Her goal, when taking on these types of projects, is to give every student a taste of the theater experience.

"What was created in the five days, I hope, were parameters that were realistically set for the kids to push their edge and rise to something," she said. "The way I see it is: I definitely have done some professional works and have done some things in the city, and I love high art, but ultimately, I want to be living in a world and a Vermont where the arts are integrated into every day, specifically storytelling, which is a dying art form."

Denton does not expect the students to feel how good the experience had been for them until later on.

"It's such a push for a big reach," she said. "But when the dust settles, they sing all the songs together, they remember what they created.
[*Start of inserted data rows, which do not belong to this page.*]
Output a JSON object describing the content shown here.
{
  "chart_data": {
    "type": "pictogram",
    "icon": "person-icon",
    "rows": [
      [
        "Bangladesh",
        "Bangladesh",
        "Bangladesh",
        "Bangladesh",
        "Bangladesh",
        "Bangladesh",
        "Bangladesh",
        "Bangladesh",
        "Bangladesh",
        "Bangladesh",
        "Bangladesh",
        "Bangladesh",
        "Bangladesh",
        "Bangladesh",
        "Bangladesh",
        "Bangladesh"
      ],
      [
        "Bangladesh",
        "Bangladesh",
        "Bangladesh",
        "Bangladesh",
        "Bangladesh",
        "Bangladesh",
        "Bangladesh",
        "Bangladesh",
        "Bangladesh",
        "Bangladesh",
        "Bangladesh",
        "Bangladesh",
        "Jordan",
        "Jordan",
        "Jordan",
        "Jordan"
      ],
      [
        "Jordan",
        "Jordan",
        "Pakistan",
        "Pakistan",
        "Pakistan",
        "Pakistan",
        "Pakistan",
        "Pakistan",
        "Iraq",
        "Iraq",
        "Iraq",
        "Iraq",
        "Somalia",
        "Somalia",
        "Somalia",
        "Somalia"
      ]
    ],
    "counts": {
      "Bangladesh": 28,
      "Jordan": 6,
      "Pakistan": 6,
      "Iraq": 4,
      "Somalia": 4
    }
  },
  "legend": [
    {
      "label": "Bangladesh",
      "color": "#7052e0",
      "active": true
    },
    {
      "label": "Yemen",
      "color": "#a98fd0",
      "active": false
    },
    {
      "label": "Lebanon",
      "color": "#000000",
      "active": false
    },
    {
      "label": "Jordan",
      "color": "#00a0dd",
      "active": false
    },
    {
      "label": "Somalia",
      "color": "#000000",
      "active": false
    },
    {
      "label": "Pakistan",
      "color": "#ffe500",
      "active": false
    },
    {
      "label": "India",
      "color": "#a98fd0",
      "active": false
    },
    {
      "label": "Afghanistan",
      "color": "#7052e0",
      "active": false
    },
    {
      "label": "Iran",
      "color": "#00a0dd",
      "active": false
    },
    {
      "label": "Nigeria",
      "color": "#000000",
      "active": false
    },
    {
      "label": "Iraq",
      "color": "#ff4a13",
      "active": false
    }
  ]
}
I think these shows, because it was their ideas and song choices, really stick with them for a long time and make an impact."

Denton described Principal Matt Martyn as "very, very supportive" of the project — something she said is not always the case in other schools — and "just totally amazing, so friendly, so into it." He played with some teachers and students in the band for the show.

Martyn said he has witnessed performing arts have "a profound impact on student learning."

"When performance is involved, students must pay close attention to detail, they must project their message either with voice or actions," he said. "With this production, teamwork was required. They independently developed their own ideas into brief skits, improved and rehearsed those ideas independently, and produced a funny, fast-paced, performance in a remarkably small amount of time. Through performance kids can learn self-confidence, presentation, and communication skills that will transfer to school projects, job interviews, careers in the military or trades, college interviews, you name it."

Martyn said he was "very impressed" with the performance.

"My favorite part was watching the response from the younger kids to the comedy and messages presented by the older kids," he said, calling it "priceless."

Guminak said she feels thankful that Martyn is "very open and supportive of something like this at the school."

"And I'm also thankful to the teachers because they really are able to go with the flow, because the schedule has been changing on a regular basis and they have been OK with it," she said.